Related to New York Governor Kathy Hochul’s education funding she pledged earlier this year, has that made its way to the district yet?

KS: We feel as a district — especially with our representatives, state senators, and state assembly people — very fortunate because they are really fierce advocates for making sure that we get the funding that we ask for. Luckily, we have a governor who is hearing them. What happens is that we will get the actual money in March, but we can plan on how to use it now. We know what we’re getting. That has certainly contributed to being able to expand our career and technical education programs and lots of other ways to make sure that students and families are engaged. We will take that money and immediately use it. 

What do you feel is your greatest accomplishment personally during your term and your time on the board?

KS: Oh, that’s a good question. I don’t know if I have just one, but I definitely think about everything we were able to accomplish during COVID-19. We made sure that all students had a device if they needed it and that all students had a hotspot if they needed it. Obviously, the board didn’t do any of those things, but we were willing to meet on a minute’s notice and change things around, really to be flexible as everybody was. But also that we came together to really support what the district wanted to do for students. That’s definitely an accomplishment because COVID-19 was unexpected, and we had to change the way we did everything.  

I was also very focused at the beginning of my term on equity, especially among the schools that have a selection process.
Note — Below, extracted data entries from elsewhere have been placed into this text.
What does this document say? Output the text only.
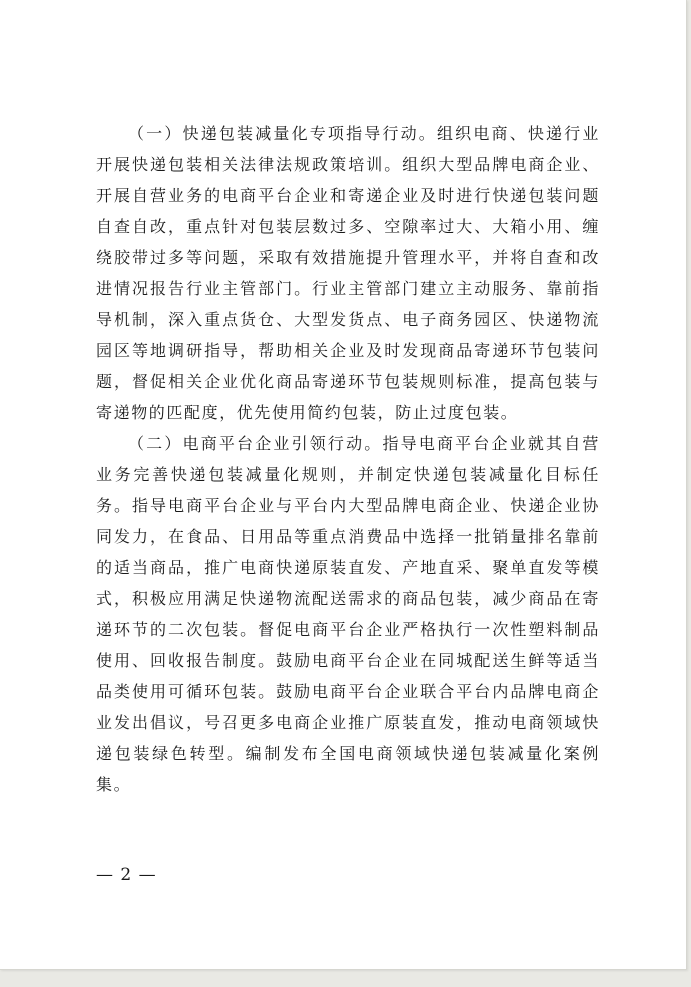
（一）快递包装减量化专项指导行动。组织电商、快递行业开展快递包装相关法律法规政策培训。组织大型品牌电商企业、开展自营业务的电商平台企业和寄递企业及时进行快递包装问题自查自改，重点针对包装层数过多、空隙率过大、大箱小用、缠绕胶带过多等问题，采取有效措施提升管理水平，并将自查和改进情况报告行业主管部门。行业主管部门建立主动服务、靠前指导机制，深入重点货仓、大型发货点、电子商务园区、快递物流园区等地调研指导，帮助相关企业及时发现商品寄递环节包装问题，督促相关企业优化商品寄递环节包装规则标准，提高包装与寄递物的匹配度，优先使用简约包装，防止过度包装。

（二）电商平台企业引领行动。指导电商平台企业就其自营业务完善快递包装减量化规则，并制定快递包装减量化目标任务。指导电商平台企业与平台内大型品牌电商企业、快递企业协同发力，在食品、日用品等重点消费品中选择一批销量排名靠前的适当商品，推广电商快递原装直发、产地直采、聚单直发等模式，积极应用满足快递物流配送需求的商品包装，减少商品在寄递环节的二次包装。督促电商平台企业严格执行一次性塑料制品使用、回收报告制度。鼓励电商平台企业在同城配送生鲜等适当品类使用可循环包装。鼓励电商平台企业联合平台内品牌电商企业发出倡议，号召更多电商企业推广原装直发，推动电商领域快递包装绿色转型。编制发布全国电商领域快递包装减量化案例集。

— 2 —
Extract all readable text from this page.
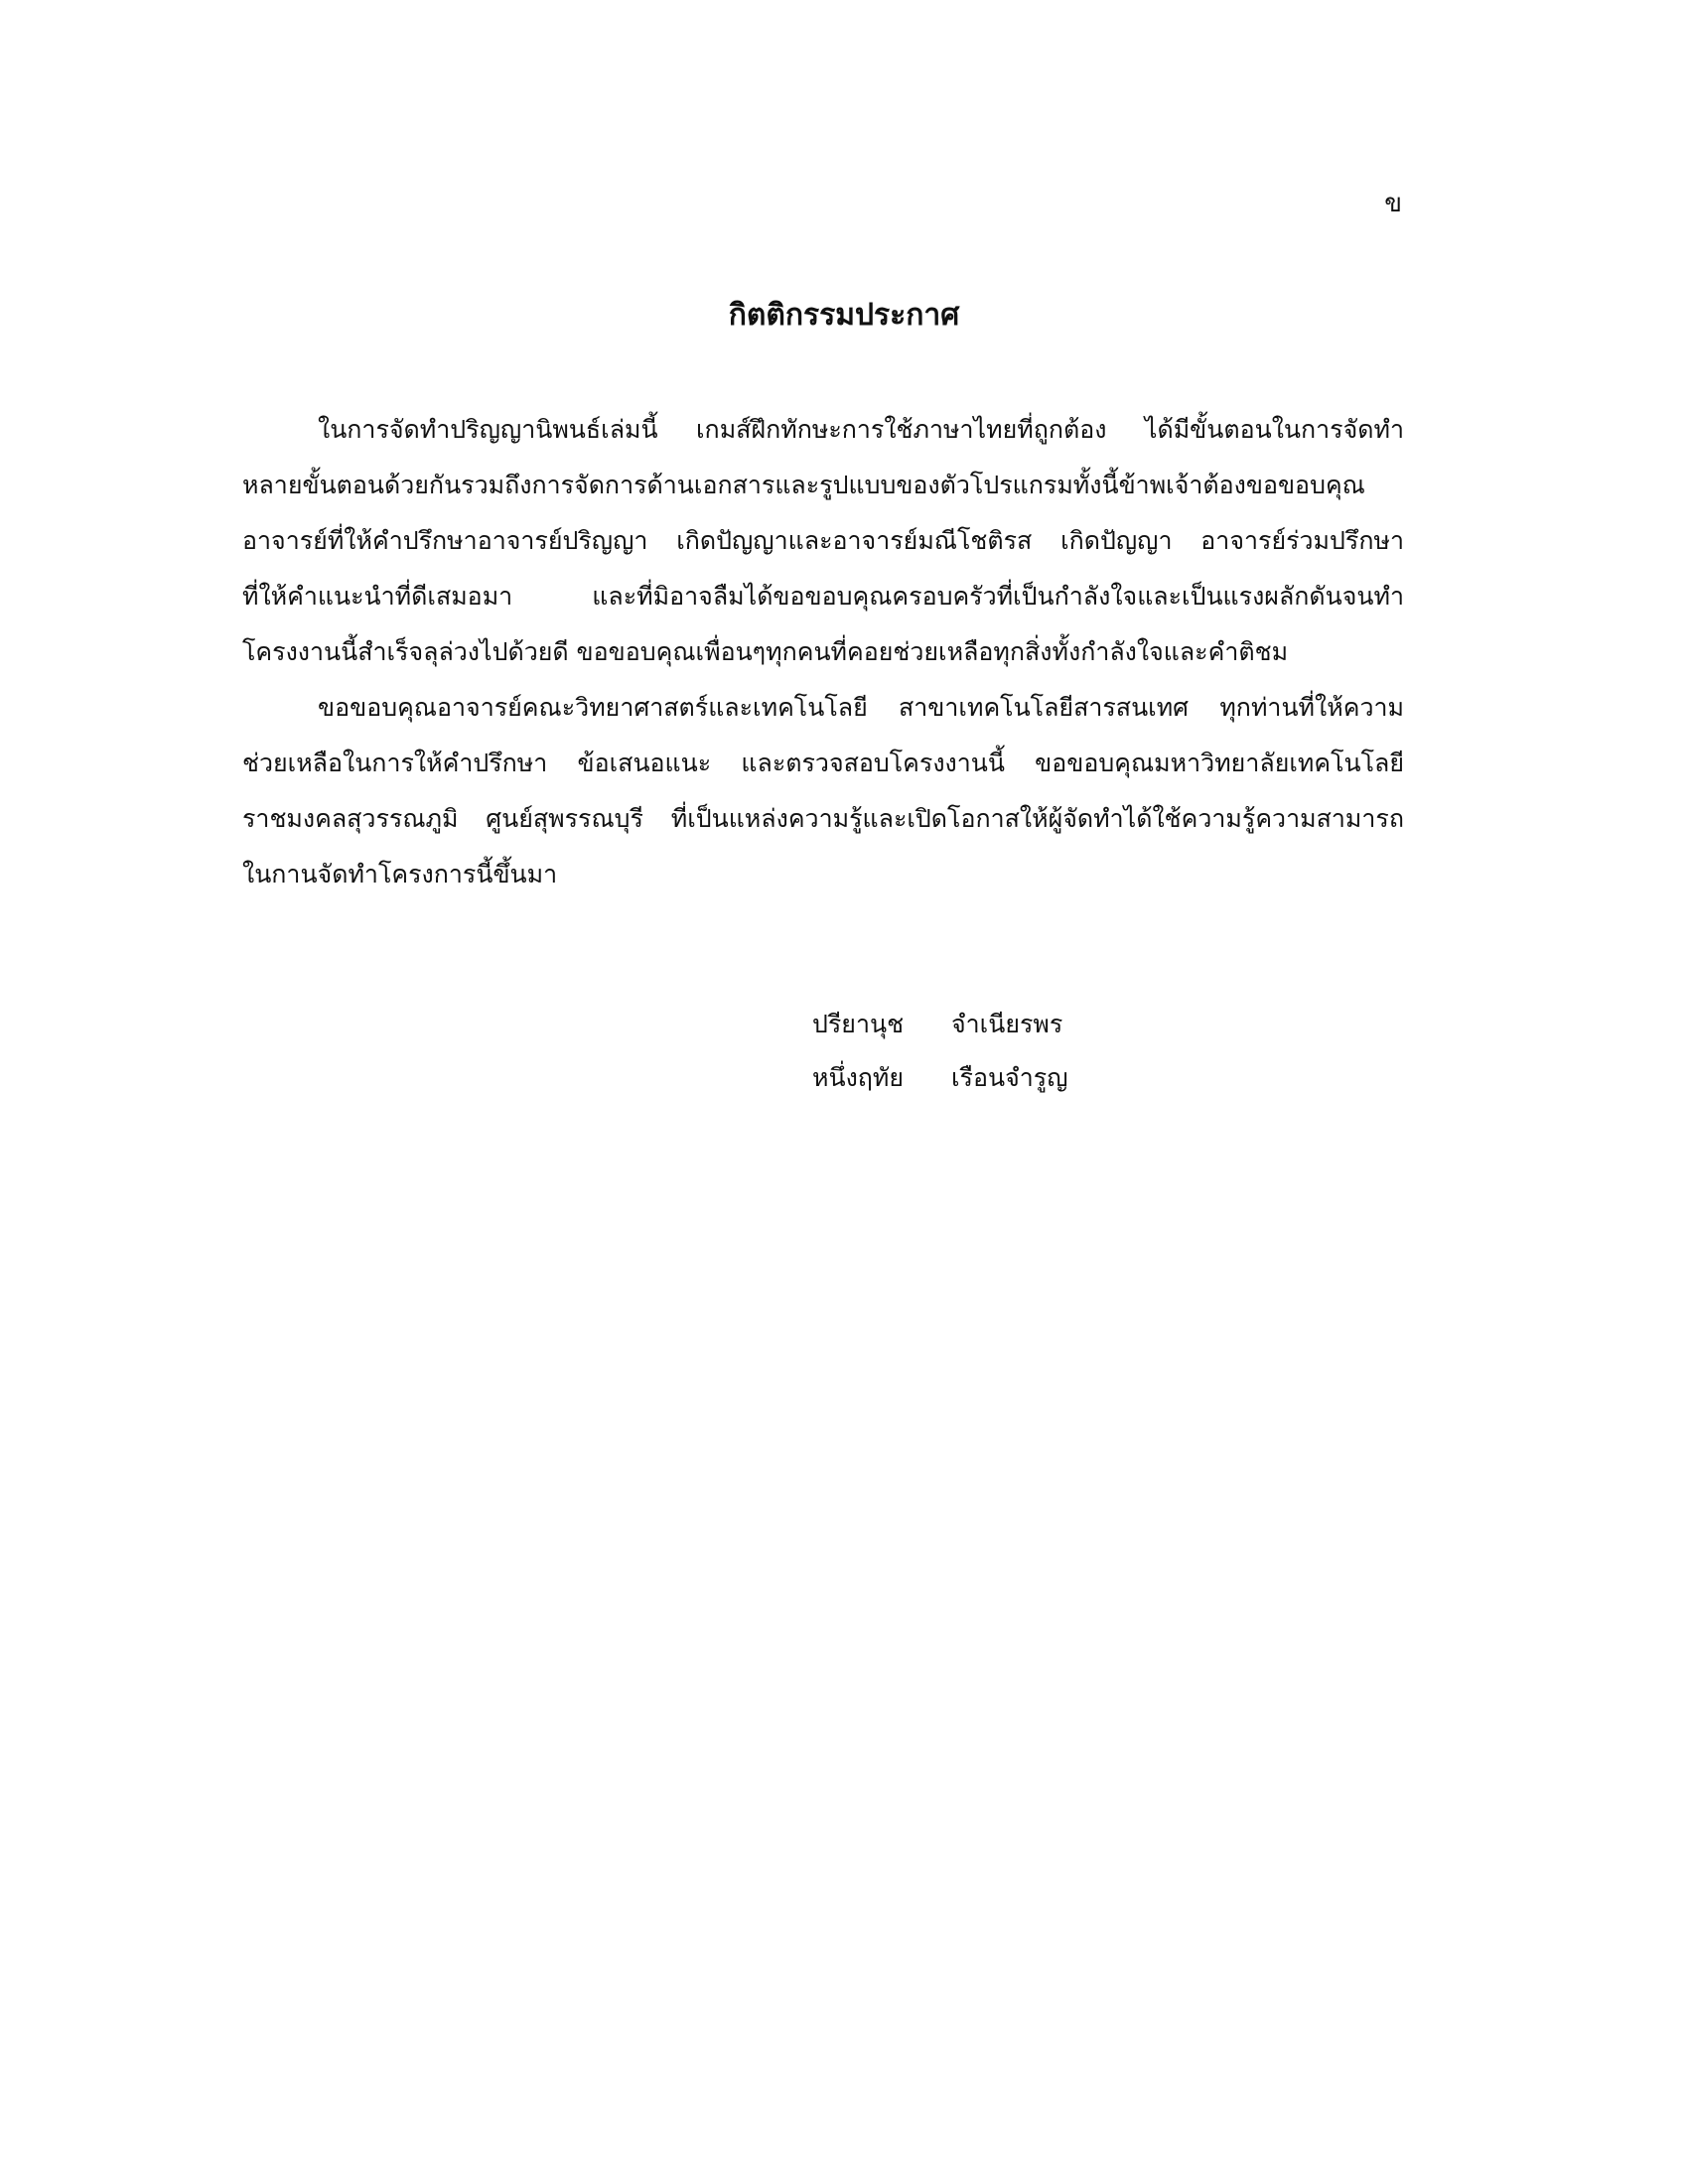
ข
กิตติกรรมประกาศ
ในการจัดทำปริญญานิพนธ์เล่มนี้ เกมส์ฝึกทักษะการใช้ภาษาไทยที่ถูกต้อง ได้มีขั้นตอนในการจัดทำ
หลายขั้นตอนด้วยกันรวมถึงการจัดการด้านเอกสารและรูปแบบของตัวโปรแกรมทั้งนี้ข้าพเจ้าต้องขอขอบคุณ
อาจารย์ที่ให้คำปรึกษาอาจารย์ปริญญา เกิดปัญญาและอาจารย์มณีโชติรส เกิดปัญญา อาจารย์ร่วมปรึกษา
ที่ให้คำแนะนำที่ดีเสมอมา และที่มิอาจลืมได้ขอขอบคุณครอบครัวที่เป็นกำลังใจและเป็นแรงผลักดันจนทำ
โครงงานนี้สำเร็จลุล่วงไปด้วยดี ขอขอบคุณเพื่อนๆทุกคนที่คอยช่วยเหลือทุกสิ่งทั้งกำลังใจและคำติชม
ขอขอบคุณอาจารย์คณะวิทยาศาสตร์และเทคโนโลยี สาขาเทคโนโลยีสารสนเทศ ทุกท่านที่ให้ความ
ช่วยเหลือในการให้คำปรึกษา ข้อเสนอแนะ และตรวจสอบโครงงานนี้ ขอขอบคุณมหาวิทยาลัยเทคโนโลยี
ราชมงคลสุวรรณภูมิ ศูนย์สุพรรณบุรี ที่เป็นแหล่งความรู้และเปิดโอกาสให้ผู้จัดทำได้ใช้ความรู้ความสามารถ
ในกานจัดทำโครงการนี้ขึ้นมา
ปรียานุช	จำเนียรพร
หนึ่งฤทัย	เรือนจำรูญ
We have a couple of schools, like our elementary schools and Montessori schools, that have a process where there ends up being more students that want to go there than can. It really wasn’t equitable when I first got on the board, and parents who had more capital and were more able to call and advocate for their children got the seats. I worked really hard, and it’s very equitable now. 

Now that your term is up, do you have any specific plans? Are you staying local or trying something new?

KS: I’m still working in education. I work for a non-profit. I teach teachers how to teach reading. I teach them about the science of reading, and it has become increasingly busy. I travel a ton. I’m just going to continue to focus on that job, which I love!